Epo I Tai Tai

Epo I Tai Tai is one of my favorite "syn-co-pa" songs to use with 4th grade.  I introduce it with a hand clapping game that goes like this:

 I introduce it with a hand clapping game that goes like this:
  1. Have the students listen for the longest sound as you sing the song. ("e")
  2. Have them count how many times "e" occurs.
  3. Every time they hear "e" have them perform this following pattern: right hand (in the air, mocking patting a partner's hand), clap both hands, left hand (same as with right: up, tapping phantom partner), clap
  4. Have them listen for how many times "Epo i tai tai" happens while they perform the patter for "e".  This is tricky, a lot of times they will say five (they'll count epo i tuki tuki)
  5. Add pat-pat-clap-clap on "Epo i Tai Tai"
  6. Have them count how many times "epo i tuki tuki" happens
  7. Add pat-pat-both (patting both of phantom partner's hands)-both
  8. We will sing it a few times more practicing the pattern but that's all I do with it the first day.
  9. The next lesson we will review the pattern and add having a partner
  10. Eventually, they will be in concentric circles, facing their partners performing the pattern.  After they are successful with the pattern I will start calling "left" or "right" at the end of the 1st, 2nd or 4th phrase.  This is A LOT of fun!
Pedagogically, I use this to prepare and practice "syn-co-pa" or single eighth note-quarter note-single eighth note.

When we are practicing we will read and clap the rhythm of the first slide of the following powerpoint. We will derive where ties need to be inserted to make the rhythm match the song and then they will read the second slide with the ties inserted:

Once we have presented syn-co-pa, we will read this slide on rhythm syllables:

In 5th grade, once we have presented low ti and are practicing this element we will sing this mystery song and then play the game:

Here are some other activity ideas:

Sitting circle on the floor
body percussion:
pat pat clap clap snap snap snap snap (repeat)
pat pat clap clap pat pat head head
pat pat clap clap snap snap snap snap

When students are proficient with the body percussion, have them perform the pattern using rhythm sticks. The pattern is:

Floor, floor, cross, cross, out, out , out, out (repeat)
Floor, floor, cross, cross, floor, floor, up, up
Floor, floor, cross, cross, out, out, out, out

Cross = tap sticks together
Out = tap your sticks with your neighbors sticks to your right and left at the same time.
Up = pulse sticks holding them straight up for 4 beats.

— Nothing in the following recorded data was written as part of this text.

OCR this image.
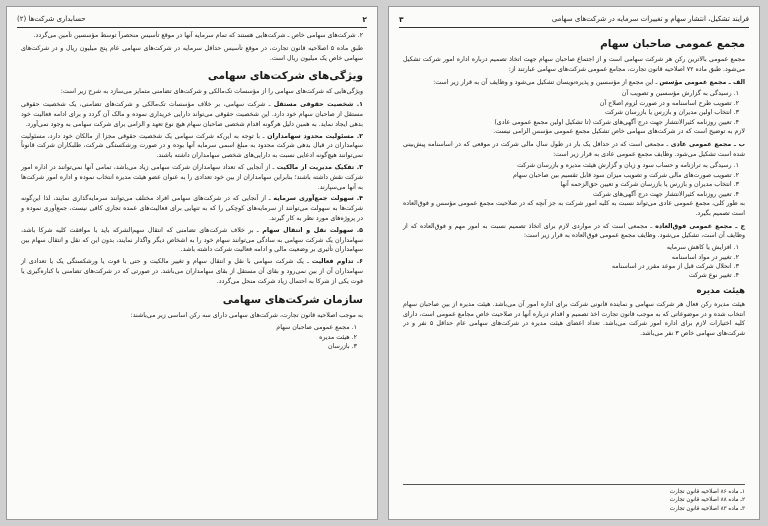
۲
حسابداری شرکت‌ها (۲)

۲. شرکت‌های سهامی خاص ـ شرکت‌هایی هستند که تمام سرمایه آنها در موقع تأسیس منحصراً توسط مؤسسین تأمین می‌گردد.

طبق ماده ۵ اصلاحیه قانون تجارت، در موقع تأسیس حداقل سرمایه در شرکت‌های سهامی عام پنج میلیون ریال و در شرکت‌های سهامی خاص یک میلیون ریال است.

ویژگی‌های شرکت‌های سهامی

ویژگی‌هایی که شرکت‌های سهامی را از مؤسسات تک‌مالکی و شرکت‌های تضامنی متمایز می‌سازد به شرح زیر است:

۱. شخصیت حقوقی مستقل ـ شرکت سهامی، بر خلاف مؤسسات تک‌مالکی و شرکت‌های تضامنی، یک شخصیت حقوقی مستقل از صاحبان سهام خود دارد. این شخصیت حقوقی می‌تواند دارایی خریداری نموده و مالک آن گردد و برای ادامه فعالیت خود بدهی ایجاد نماید. به همین دلیل هرگونه اقدام شخصی صاحبان سهام هیچ نوع تعهد و الزامی برای شرکت سهامی به وجود نمی‌آورد.

۲. مسئولیت محدود سهامداران ـ با توجه به این‌که شرکت سهامی یک شخصیت حقوقی مجزا از مالکان خود دارد، مسئولیت سهامداران در قبال بدهی شرکت محدود به مبلغ اسمی سرمایه آنها بوده و در صورت ورشکستگی شرکت، طلبکاران شرکت قانوناً نمی‌توانند هیچ‌گونه ادعایی نسبت به دارایی‌های شخصی سهامداران داشته باشند.

۳. تفکیک مدیریت از مالکیت ـ از آنجایی که تعداد سهامداران شرکت سهامی زیاد می‌باشد، تمامی آنها نمی‌توانند در اداره امور شرکت نقش داشته باشند؛ بنابراین سهامداران از بین خود تعدادی را به عنوان عضو هیئت مدیره انتخاب نموده و اداره امور شرکت‌ها به آنها می‌سپارند.

۴. سهولت جمع‌آوری سرمایه ـ از آنجایی که در شرکت‌های سهامی افراد مختلف می‌توانند سرمایه‌گذاری نمایند، لذا این‌گونه شرکت‌ها به سهولت می‌توانند از سرمایه‌های کوچکی را که به تنهایی برای فعالیت‌های عمده تجاری کافی نیست، جمع‌آوری نموده و در پروژه‌های مورد نظر به کار گیرند.

۵. سهولت نقل و انتقال سهام ـ بر خلاف شرکت‌های تضامنی که انتقال سهم‌الشرکه باید با موافقت کلیه شرکا باشد، سهامداران یک شرکت سهامی به سادگی می‌توانند سهام خود را به اشخاص دیگر واگذار نمایند، بدون این که نقل و انتقال سهام بین سهامداران تأثیری بر وضعیت مالی و ادامه فعالیت شرکت داشته باشد.

۶. تداوم فعالیت ـ یک شرکت سهامی با نقل و انتقال سهام و تغییر مالکیت و حتی با فوت یا ورشکستگی یک یا تعدادی از سهامداران آن از بین نمی‌رود و بقای آن مستقل از بقای سهامداران می‌باشد. در صورتی که در شرکت‌های تضامنی با کناره‌گیری یا فوت یکی از شرکا به احتمال زیاد شرکت منحل می‌گردد.

سازمان شرکت‌های سهامی

به موجب اصلاحیه قانون تجارت، شرکت‌های سهامی دارای سه رکن اساسی زیر می‌باشند:

۱. مجمع عمومی صاحبان سهام
۲. هیئت مدیره
۳. بازرسان
فرایند تشکیل، انتشار سهام و تغییرات سرمایه در شرکت‌های سهامی
۳
مجمع عمومی صاحبان سهام

مجمع عمومی بالاترین رکن هر شرکت سهامی است و از اجتماع صاحبان سهام جهت اتخاذ تصمیم درباره اداره امور شرکت تشکیل می‌شود. طبق ماده ۷۲ اصلاحیه قانون تجارت، مجامع عمومی شرکت‌های سهامی عبارتند از:

الف ـ مجمع عمومی مؤسس ـ این مجمع از مؤسسین و پذیره‌نویسان تشکیل می‌شود و وظایف آن به قرار زیر است:

۱. رسیدگی به گزارش مؤسسین و تصویب آن
۲. تصویب طرح اساسنامه و در صورت لزوم اصلاح آن
۳. انتخاب اولین مدیران و بازرس یا بازرسان شرکت
۴. تعیین روزنامه کثیرالانتشار جهت درج آگهی‌های شرکت (تا تشکیل اولین مجمع عمومی عادی)

لازم به توضیح است که در شرکت‌های سهامی خاص تشکیل مجمع عمومی مؤسس الزامی نیست.

ب ـ مجمع عمومی عادی ـ مجمعی است که در حداقل یک بار در طول سال مالی شرکت در موقعی که در اساسنامه پیش‌بینی شده است تشکیل می‌شود. وظایف مجمع عمومی عادی به قرار زیر است:

۱. رسیدگی به ترازنامه و حساب سود و زیان و گزارش هیئت مدیره و بازرسان شرکت
۲. تصویب صورت‌های مالی شرکت و تصویب میزان سود قابل تقسیم بین صاحبان سهام
۳. انتخاب مدیران و بازرس یا بازرسان شرکت و تعیین حق‌الزحمه آنها
۴. تعیین روزنامه کثیرالانتشار جهت درج آگهی‌های شرکت

به طور کلی، مجمع عمومی عادی می‌تواند نسبت به کلیه امور شرکت به جز آنچه که در صلاحیت مجمع عمومی مؤسس و فوق‌العاده است تصمیم بگیرد.

ج ـ مجمع عمومی فوق‌العاده ـ مجمعی است که در مواردی لازم برای اتخاذ تصمیم نسبت به امور مهم و فوق‌العاده که از وظایف آن است، تشکیل می‌شود. وظایف مجمع عمومی فوق‌العاده به قرار زیر است:

۱. افزایش یا کاهش سرمایه
۲. تغییر در مواد اساسنامه
۳. انحلال شرکت قبل از موعد مقرر در اساسنامه
۴. تغییر نوع شرکت
هیئت مدیره

هیئت مدیره رکن فعال هر شرکت سهامی و نماینده قانونی شرکت برای اداره امور آن می‌باشد. هیئت مدیره از بین صاحبان سهام انتخاب شده و در موضوعاتی که به موجب قانون تجارت اخذ تصمیم و اقدام درباره آنها در صلاحیت خاص مجامع عمومی است، دارای کلیه اختیارات لازم برای اداره امور شرکت می‌باشد. تعداد اعضای هیئت مدیره در شرکت‌های سهامی عام حداقل ۵ نفر و در شرکت‌های سهامی خاص ۳ نفر می‌باشد.

۱ـ ماده ۸۶ اصلاحیه قانون تجارت

۲ـ ماده ۸۸ اصلاحیه قانون تجارت

۳ـ ماده ۸۳ اصلاحیه قانون تجارت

When your students are proficient at doing this, have them practice flipping their sticks in 2 beats. Say, “flip, catch”. This movement replaces the “up” done on the first tuki-tuki.

Have students sit in 2 concentric circles so they face a partner. Instead of “flip, catch”, change it to “toss, catch” and they toss their sticks and catch their partners sticks.


  1. I think you might reconsider using this song with your students once you read a little about its history and translation:

  2. Thanks for the link! I have seen the history before but I'll be honest, I don't share that with them. I usually just tell them that many people say this song is from Hawaii (which is what the girl scout source says) but it's actually a song of the Maori people.

    I love the history behind folk songs but as educators we have to decide if a song's history is appropriate or not for children. Take for instance "Lucy Locket." Teachers everywhere use this song with their students but you would never tell them it's about two prostitutes. Another example is "Ring Around the Rosie." That one is about the Black Plague but it's not a history that we share with children. (at least 1-6 year olds). However, that being said, it is important that we are educated about a song's history and that's why the link you shared is really important. It allows us to decide if we personally want to make the decision to use add that piece to our repetoire. My mom LOVES teaching "Weldon" but my friend Tanya doesn't like to teach it because of it's history.

    A really fun read on folk songs is "The Singing Game" by Iona and Peter Opie, you should read it if you get a chance. Thanks again for sharing the link, I appreciate it!

  3. I love this song. I can't believe that this one was a stereotypical nursery/folk song, stemming from mature origins. I thought, "It's Maorian, so maybe they'll be more modest." Nope. Not at all.